On culture, although we have heard about rising attainment for so many children, we know that other children just never get that opportunity. Their right to an education is denied. We must change the pedagogy in the education system to make it an inclusive environment, and to ensure that the high-stakes behaviours approach is ended, because it denies neuroatypical children an education. We must address that clash, which is still being driven by a results-based system, and consider children and their long-term future more holistically.

I certainly encourage the Minister to look at the work of Sir Ken Robinson, who understood that the system needs to be built around the child, as opposed to the child fitting into the system, and the importance of developing a nurturing environment. In York, we talk about belonging going beyond nurturing. We need to consider how we address the security that a child needs to thrive in any environment, putting that framing around the child and integrating it with a trauma-informed approach.

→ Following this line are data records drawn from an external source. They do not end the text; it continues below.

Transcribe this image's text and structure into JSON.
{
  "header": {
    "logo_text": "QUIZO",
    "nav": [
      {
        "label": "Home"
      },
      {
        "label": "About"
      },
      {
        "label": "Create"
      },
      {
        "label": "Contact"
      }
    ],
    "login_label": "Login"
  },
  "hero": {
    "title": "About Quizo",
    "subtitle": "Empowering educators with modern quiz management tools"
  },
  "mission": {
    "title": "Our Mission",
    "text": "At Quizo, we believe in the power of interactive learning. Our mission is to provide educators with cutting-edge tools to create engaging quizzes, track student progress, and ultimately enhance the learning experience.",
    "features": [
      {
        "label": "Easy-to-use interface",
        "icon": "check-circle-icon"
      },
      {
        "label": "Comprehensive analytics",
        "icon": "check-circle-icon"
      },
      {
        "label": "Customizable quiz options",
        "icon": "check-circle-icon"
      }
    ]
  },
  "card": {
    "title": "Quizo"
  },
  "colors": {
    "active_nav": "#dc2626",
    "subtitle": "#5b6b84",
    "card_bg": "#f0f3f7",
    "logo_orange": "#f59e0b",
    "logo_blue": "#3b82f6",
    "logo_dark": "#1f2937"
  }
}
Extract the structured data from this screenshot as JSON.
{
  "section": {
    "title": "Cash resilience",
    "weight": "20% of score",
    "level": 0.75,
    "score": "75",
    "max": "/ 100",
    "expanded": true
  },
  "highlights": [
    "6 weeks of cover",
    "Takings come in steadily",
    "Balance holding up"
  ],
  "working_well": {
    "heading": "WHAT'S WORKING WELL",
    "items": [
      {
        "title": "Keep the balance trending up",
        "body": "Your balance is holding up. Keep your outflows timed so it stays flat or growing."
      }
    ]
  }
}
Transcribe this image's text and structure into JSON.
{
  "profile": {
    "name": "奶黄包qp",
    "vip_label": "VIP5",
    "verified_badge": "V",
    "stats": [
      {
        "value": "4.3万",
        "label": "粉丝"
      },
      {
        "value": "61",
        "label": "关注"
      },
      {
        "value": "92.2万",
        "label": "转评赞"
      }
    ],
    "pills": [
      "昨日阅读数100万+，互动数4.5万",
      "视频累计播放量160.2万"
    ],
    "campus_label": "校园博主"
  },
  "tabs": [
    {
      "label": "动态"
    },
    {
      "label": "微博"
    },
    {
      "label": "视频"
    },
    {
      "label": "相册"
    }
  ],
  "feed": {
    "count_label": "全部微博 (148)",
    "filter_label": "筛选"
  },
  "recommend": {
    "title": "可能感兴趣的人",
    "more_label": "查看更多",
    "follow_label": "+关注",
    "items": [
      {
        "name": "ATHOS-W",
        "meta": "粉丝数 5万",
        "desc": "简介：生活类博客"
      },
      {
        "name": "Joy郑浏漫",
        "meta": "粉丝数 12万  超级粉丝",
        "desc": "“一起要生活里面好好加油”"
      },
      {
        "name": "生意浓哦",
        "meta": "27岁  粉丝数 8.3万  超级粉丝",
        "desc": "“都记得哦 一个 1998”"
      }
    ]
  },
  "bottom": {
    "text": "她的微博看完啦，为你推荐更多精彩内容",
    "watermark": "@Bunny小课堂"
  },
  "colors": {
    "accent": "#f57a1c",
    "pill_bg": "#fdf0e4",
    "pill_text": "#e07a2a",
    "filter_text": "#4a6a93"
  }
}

We have heard about adoption today and the trauma that those children experience, but we know that so many children have adverse childhood experiences such as violence and neglect in the home and have challenging pasts that have intersected with their SEND needs, so we must ensure that that approach is put in place.

On funding, if we can move resources in this place to fund our national security, we can move funding to secure children’s security as well. We need to resource the system, and not only financially—although without that, it will never succeed—but also, as many have said, with a workforce plan that is integrated with the NHS workforce plan, so that we know when resources will come on stream.

That brings me to governance. Risk and responsibility sit in the wrong place in the system, which is why we must look at the impact of the academisation programme on where the lines of accountability are. It is almost impossible to hold those schools to account in the system we have now. I will certainly want to extend these discussions with the Minister when I get the opportunity.